Here’s a a cool new book:
STEPHENS, MARK B.
Annihilation or Renewal?. The Meaning and Function of New Creation in the Book of Revelation
WUNT II 307. Tuebingen: Mohr/Siebeck, 2011.
Mark B. Stephens investigates the cosmic eschatology of Revelation, with a particular focus on the question of continuity and discontinuity between the present and future world. Key background texts are examined for their influence, including selected traditions from the Hebrew Bible, Second Temple apocalyptic texts, and the literature of early Christianity. The centrepiece of the analysis is an integrated exploration of the topic throughout the entirety of Revelation. Drawing upon a range of methodologies, the author shows that the imagery and auditions of Revelation work together to communicate both judgement upon the present order of creation, and yet at the same time the eschatological renewal of all things. In particular, the eschaton is depicted in terms of a transfer of sovereignty over the earth, with the eschatological arrival of God’s throne bringing about the displacement of the present “destroyers of the earth” (Rev 11:18).
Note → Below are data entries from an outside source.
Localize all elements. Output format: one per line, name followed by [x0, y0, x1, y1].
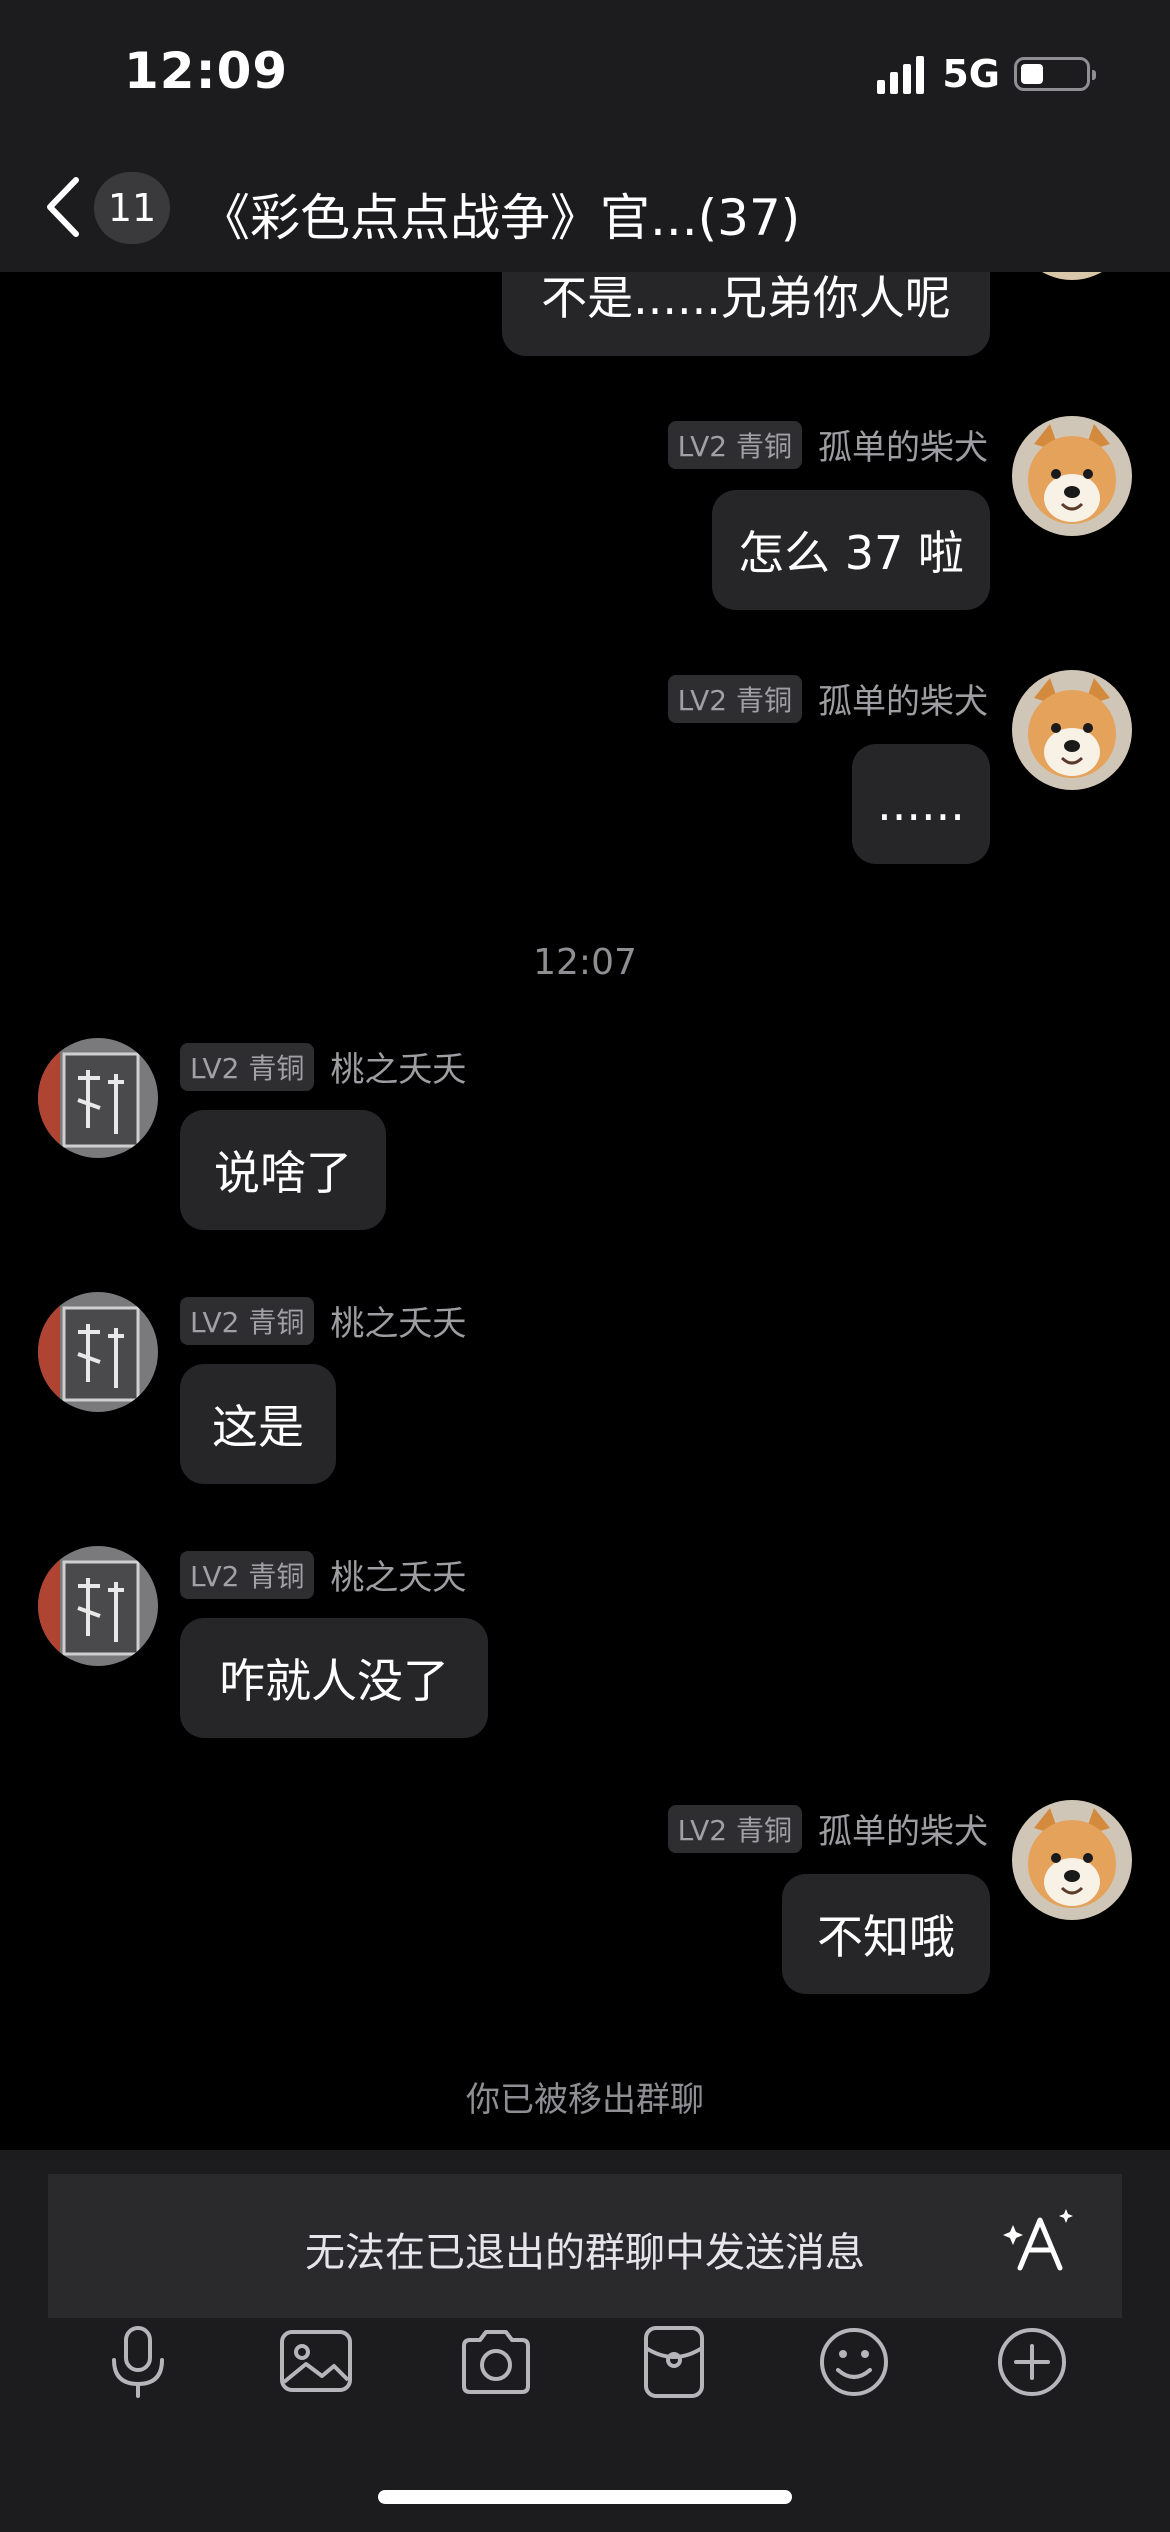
network-label: 5G: [942, 52, 1000, 96]
battery-icon: [1014, 57, 1096, 91]
back-icon[interactable]: [40, 172, 88, 242]
message-meta: LV2 青铜 孤单的柴犬: [667, 674, 988, 723]
level-badge: LV2 青铜: [667, 420, 802, 469]
chat-header: 12:09 5G 11 《彩色点点战争》官...(37): [0, 0, 1170, 272]
avatar-taozhi[interactable]: [38, 1038, 158, 1158]
message-meta: LV2 青铜 孤单的柴犬: [667, 420, 988, 469]
image-icon[interactable]: [276, 2322, 356, 2402]
emoji-icon[interactable]: [814, 2322, 894, 2402]
system-notice: 你已被移出群聊: [466, 2080, 704, 2120]
chat-title[interactable]: 《彩色点点战争》官...(37): [200, 178, 800, 250]
avatar-shiba[interactable]: [1012, 416, 1132, 536]
font-style-icon[interactable]: [1002, 2202, 1082, 2282]
sender-name[interactable]: 桃之夭夭: [330, 1550, 466, 1599]
signal-icon: [877, 54, 925, 94]
plus-icon[interactable]: [992, 2322, 1072, 2402]
level-badge: LV2 青铜: [667, 674, 802, 723]
level-badge: LV2 青铜: [180, 1296, 315, 1345]
avatar-shiba[interactable]: [1012, 1800, 1132, 1920]
time-divider: 12:07: [533, 942, 637, 983]
sender-name[interactable]: 孤单的柴犬: [818, 420, 988, 469]
avatar-shiba[interactable]: [1012, 670, 1132, 790]
message-meta: LV2 青铜 桃之夭夭: [180, 1296, 466, 1345]
microphone-icon[interactable]: [98, 2322, 178, 2402]
message-bubble[interactable]: 说啥了: [180, 1110, 386, 1230]
level-badge: LV2 青铜: [180, 1550, 315, 1599]
unread-count-badge[interactable]: 11: [94, 172, 170, 244]
red-packet-icon[interactable]: [634, 2322, 714, 2402]
status-indicators: 5G: [877, 52, 1096, 96]
level-badge: LV2 青铜: [667, 1804, 802, 1853]
message-meta: LV2 青铜 桃之夭夭: [180, 1042, 466, 1091]
disabled-input-bar: 无法在已退出的群聊中发送消息: [48, 2174, 1122, 2318]
message-bubble[interactable]: 这是: [180, 1364, 336, 1484]
camera-icon[interactable]: [456, 2322, 536, 2402]
message-bubble[interactable]: ......: [852, 744, 990, 864]
sender-name[interactable]: 桃之夭夭: [330, 1042, 466, 1091]
input-disabled-notice: 无法在已退出的群聊中发送消息: [305, 2230, 865, 2276]
home-indicator[interactable]: [378, 2490, 792, 2504]
battery-level: [1021, 64, 1043, 84]
level-badge: LV2 青铜: [180, 1042, 315, 1091]
avatar-taozhi[interactable]: [38, 1292, 158, 1412]
sender-name[interactable]: 桃之夭夭: [330, 1296, 466, 1345]
message-bubble[interactable]: 不知哦: [782, 1874, 990, 1994]
message-meta: LV2 青铜 孤单的柴犬: [667, 1804, 988, 1853]
message-bubble[interactable]: 怎么 37 啦: [712, 490, 990, 610]
sender-name[interactable]: 孤单的柴犬: [818, 674, 988, 723]
message-bubble[interactable]: 咋就人没了: [180, 1618, 488, 1738]
message-meta: LV2 青铜 桃之夭夭: [180, 1550, 466, 1599]
status-time: 12:09: [124, 42, 289, 100]
sender-name[interactable]: 孤单的柴犬: [818, 1804, 988, 1853]
avatar-taozhi[interactable]: [38, 1546, 158, 1666]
Thus, it is our conclusion that the imagery and auditions of Revelation work together to communicate both judgement upon the present order of creation, and yet at the same time the eschatological renewal of all things. In terms of specifics, John’s scenario for the future involves the systematic removal of earth’s “destroyers” (human and angelic), the comprehensive elimination of the chaotic sea, and the abolition of death. In their stead, we find a world filled with the presence of God, whose arrival brings about a merger between heaven and earth, and a harmonious unity between nature and culture. Yet the precision we moderns might seek in understanding exactly how “all things” (τὰ πάντα) persist, and the degree of transformation that occurs, cannot be answered with the technical accuracy of a lab report. For John, whilst the outskirts of the new creation could be described, fullness of detail was a reality that could only be experienced rather than expressed. It was enough for him to depict the truth that God would one day bring his eschatological reign to the earth, displacing the corrupt destroyers, and enabling creation to reach its eschatological goal.